„Mangelnde politische Sensibilität“

■ Übergriffe von Polizisten gegen Ausländer werden von der Senatsverwaltung für Inneres erneut bagatellisiert

Die Ermittlungsverfahren gegen Berliner und Brandenburger Polizeibeamte, denen in 42 Fällen die Mißhandlung von vietnamesischen Zigarettenverkäufern vorgeworfen wird, haben gestern zur Suspendierung eines 34jährigen Polizisten aus Bernau geführt. In Berlin ermittelt die Polizei gegen Unbekannt. Da bislang weder Anzeigen der Betroffenen noch die Gedächtnisprotokolle des deutsch-vietnamesischen Freundschaftsvereins „Reistrommel“ vorliegen, stützen sich die Ermittler ausschließlich auf Presseberichte.

Der Staatssekretär der Senatsverwaltung für Inneres, Armin Jäger, versuchte die Vorwürfe im Ausländerausschuß des Abgeordnetenhauses auf kleiner Flamme zu kochen. Er forderte die Betroffenen lediglich auf, derartige Vorfälle der Polizei zu melden und den Ermittlungsbehörden die Gedächtnisprotokolle „zur Verfügung zu stellen“. Außer der – routinemäßigen – Zusicherung, daß die Staatsanwaltschaft sich um Aufklärung aller Vorwürfe bemühen werde, erschöpfte sich Jägers Beitrag in der kleinteiligen Korrektur der Presseberichte. So habe sich ein Vernehmungsraum der Polizei nicht im Kellergeschoß, sondern im Hochparterre befunden.

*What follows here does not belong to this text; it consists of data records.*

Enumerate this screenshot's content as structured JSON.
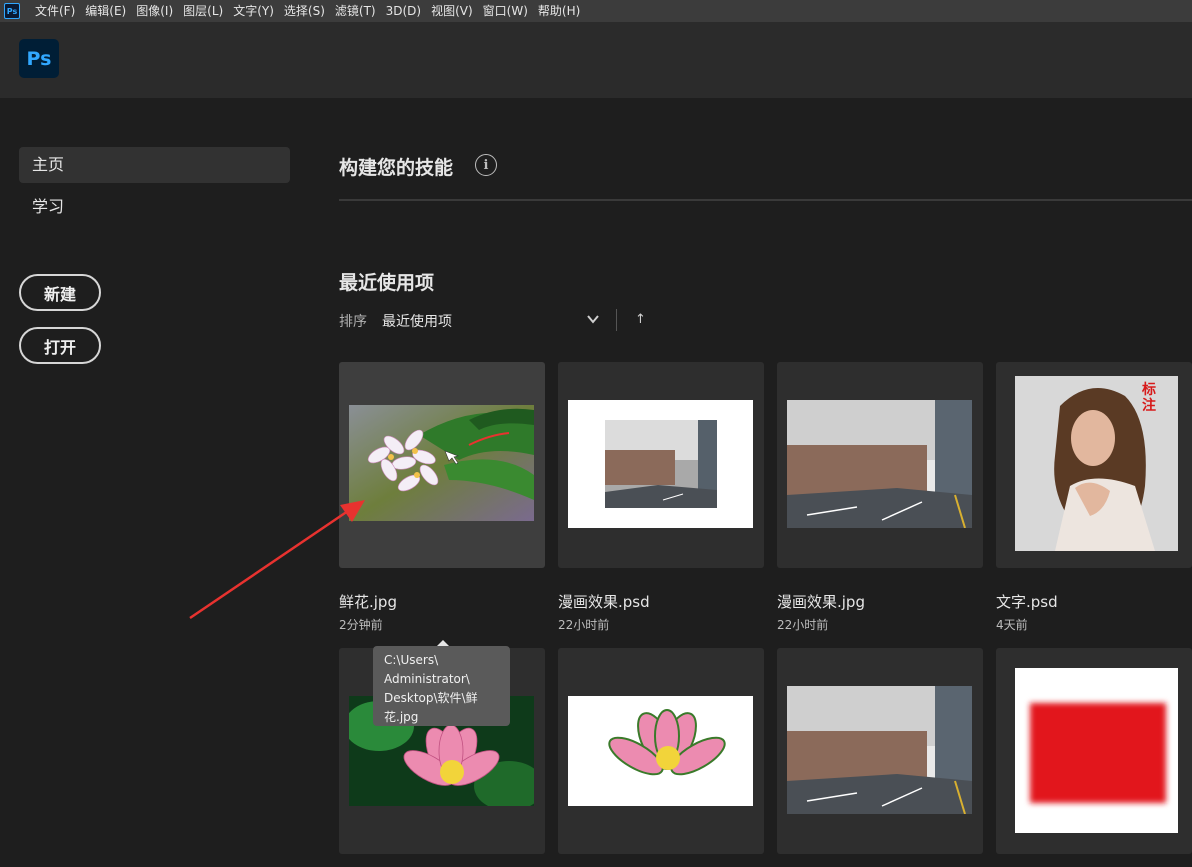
{
  "menubar": {
    "items": [
      "文件(F)",
      "编辑(E)",
      "图像(I)",
      "图层(L)",
      "文字(Y)",
      "选择(S)",
      "滤镜(T)",
      "3D(D)",
      "视图(V)",
      "窗口(W)",
      "帮助(H)"
    ]
  },
  "app": {
    "logo_text": "Ps",
    "mini_logo_text": "Ps"
  },
  "sidebar": {
    "nav": [
      {
        "label": "主页",
        "active": true
      },
      {
        "label": "学习",
        "active": false
      }
    ],
    "new_button": "新建",
    "open_button": "打开"
  },
  "main": {
    "skills_title": "构建您的技能",
    "info_icon": "i",
    "recent_title": "最近使用项",
    "sort_label": "排序",
    "sort_value": "最近使用项",
    "sort_direction_icon": "↑"
  },
  "recent_files": [
    {
      "name": "鲜花.jpg",
      "time": "2分钟前",
      "icon": "flower-photo"
    },
    {
      "name": "漫画效果.psd",
      "time": "22小时前",
      "icon": "street-photo-on-white"
    },
    {
      "name": "漫画效果.jpg",
      "time": "22小时前",
      "icon": "street-photo"
    },
    {
      "name": "文字.psd",
      "time": "4天前",
      "icon": "portrait-photo"
    },
    {
      "name": "",
      "time": "",
      "icon": "lotus-photo"
    },
    {
      "name": "",
      "time": "",
      "icon": "lotus-cutout"
    },
    {
      "name": "",
      "time": "",
      "icon": "street-photo"
    },
    {
      "name": "",
      "time": "",
      "icon": "red-square"
    }
  ],
  "portrait_stamp": "标注",
  "tooltip": {
    "lines": [
      "C:\\Users\\",
      "Administrator\\",
      "Desktop\\软件\\鲜",
      "花.jpg"
    ]
  },
  "colors": {
    "accent": "#31a8ff",
    "annotation_arrow": "#e8322f",
    "background": "#1e1e1e"
  }
}
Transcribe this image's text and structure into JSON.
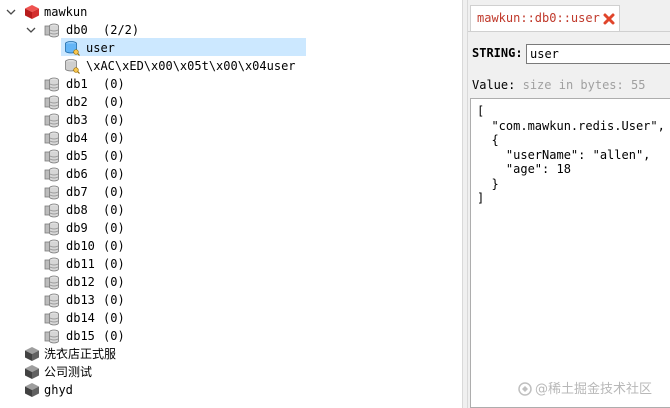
{
  "tree": {
    "connections": [
      {
        "name": "mawkun",
        "expanded": true
      },
      {
        "name": "洗衣店正式服",
        "expanded": false
      },
      {
        "name": "公司测试",
        "expanded": false
      },
      {
        "name": "ghyd",
        "expanded": false
      }
    ],
    "db0": {
      "name": "db0",
      "count": "(2/2)",
      "expanded": true
    },
    "keys": [
      "user",
      "\\xAC\\xED\\x00\\x05t\\x00\\x04user"
    ],
    "selected_key": "user",
    "databases": [
      {
        "name": "db1",
        "count": "(0)"
      },
      {
        "name": "db2",
        "count": "(0)"
      },
      {
        "name": "db3",
        "count": "(0)"
      },
      {
        "name": "db4",
        "count": "(0)"
      },
      {
        "name": "db5",
        "count": "(0)"
      },
      {
        "name": "db6",
        "count": "(0)"
      },
      {
        "name": "db7",
        "count": "(0)"
      },
      {
        "name": "db8",
        "count": "(0)"
      },
      {
        "name": "db9",
        "count": "(0)"
      },
      {
        "name": "db10",
        "count": "(0)"
      },
      {
        "name": "db11",
        "count": "(0)"
      },
      {
        "name": "db12",
        "count": "(0)"
      },
      {
        "name": "db13",
        "count": "(0)"
      },
      {
        "name": "db14",
        "count": "(0)"
      },
      {
        "name": "db15",
        "count": "(0)"
      }
    ]
  },
  "tab": {
    "label": "mawkun::db0::user"
  },
  "key_view": {
    "type_label": "STRING:",
    "key_name": "user",
    "value_label": "Value:",
    "size_hint": "size in bytes: 55",
    "value_text": "[\n  \"com.mawkun.redis.User\",\n  {\n    \"userName\": \"allen\",\n    \"age\": 18\n  }\n]"
  },
  "watermark": "@稀土掘金技术社区",
  "colors": {
    "server_red": "#d32f2f",
    "tab_text": "#c0392b",
    "close_red": "#e0452b",
    "selection": "#cce8ff"
  }
}
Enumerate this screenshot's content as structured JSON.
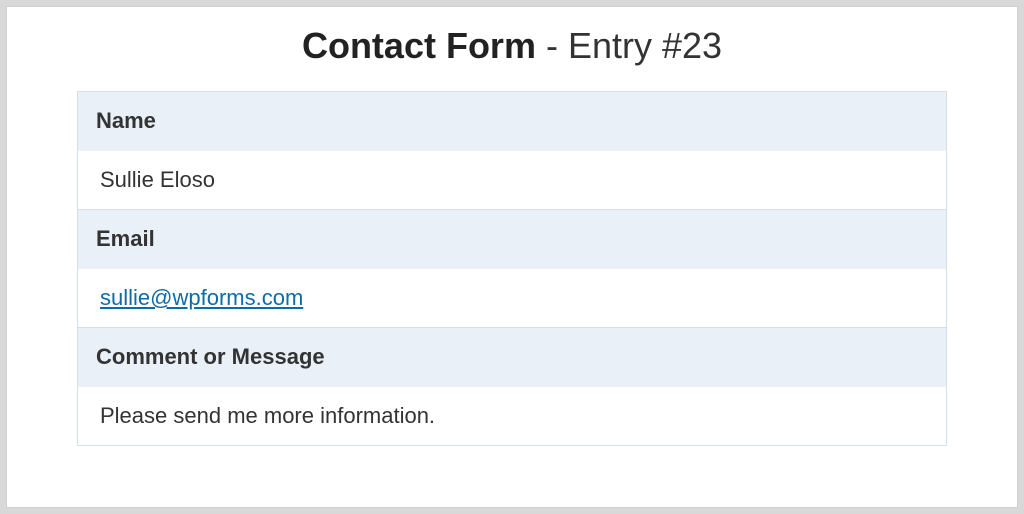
{
  "header": {
    "form_name": "Contact Form",
    "entry_suffix": " - Entry #23"
  },
  "fields": [
    {
      "label": "Name",
      "value": "Sullie Eloso",
      "type": "text"
    },
    {
      "label": "Email",
      "value": "sullie@wpforms.com",
      "type": "email"
    },
    {
      "label": "Comment or Message",
      "value": "Please send me more information.",
      "type": "text"
    }
  ]
}
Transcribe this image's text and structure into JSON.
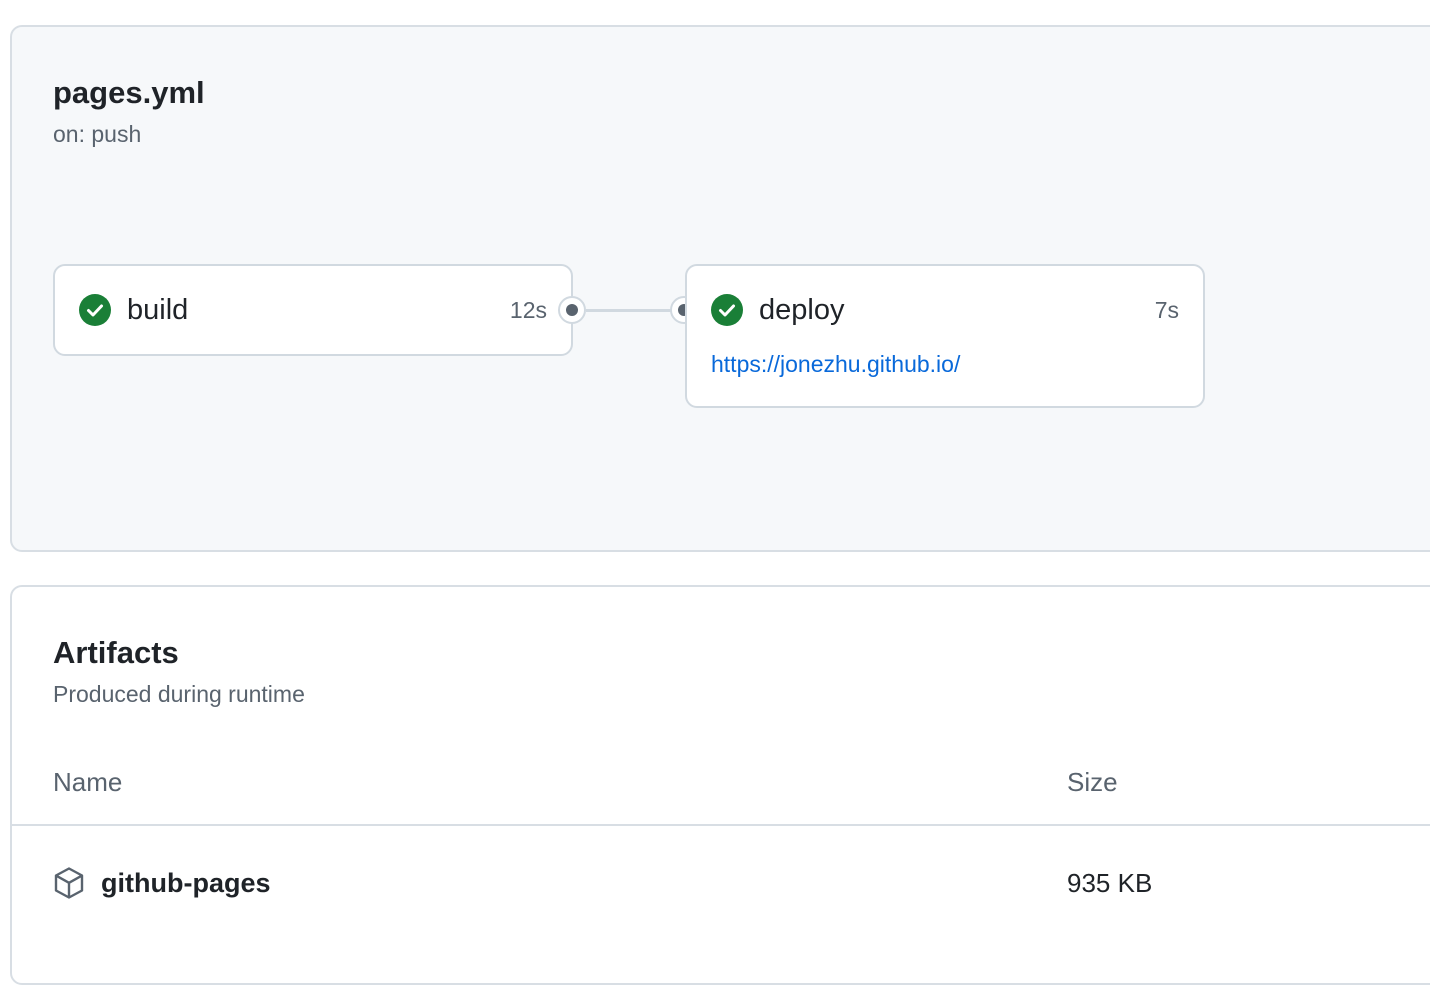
{
  "workflow": {
    "title": "pages.yml",
    "trigger": "on: push"
  },
  "jobs": [
    {
      "name": "build",
      "duration": "12s",
      "status": "success"
    },
    {
      "name": "deploy",
      "duration": "7s",
      "status": "success",
      "url": "https://jonezhu.github.io/"
    }
  ],
  "artifacts": {
    "title": "Artifacts",
    "subtitle": "Produced during runtime",
    "columns": {
      "name": "Name",
      "size": "Size"
    },
    "rows": [
      {
        "name": "github-pages",
        "size": "935 KB",
        "icon": "package-icon"
      }
    ]
  },
  "colors": {
    "success": "#1a7f37",
    "link": "#0969da",
    "panel_bg": "#f6f8fa",
    "muted_text": "#59636e"
  }
}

Der ausländerpolitische Sprecher der SPD, Eckhardt Barthel, warf Jäger daraufhin „mangelnde politische Sensibilität“ vor, zumal solche Vorwürfe gegen Polizeibeamte in der Vergangenheit bereits häufiger erhoben worden seien. Der bündnisgrüne Abgeordnete Ismail Kosan erklärte: „Innensenator Heckelmann macht gegen Vietnamesen Stimmung, einige seiner Beamten verprügeln sie.“ Es sei „längst fällig, daß sich die Berliner Polizei von rassistischen Beamten trenne“.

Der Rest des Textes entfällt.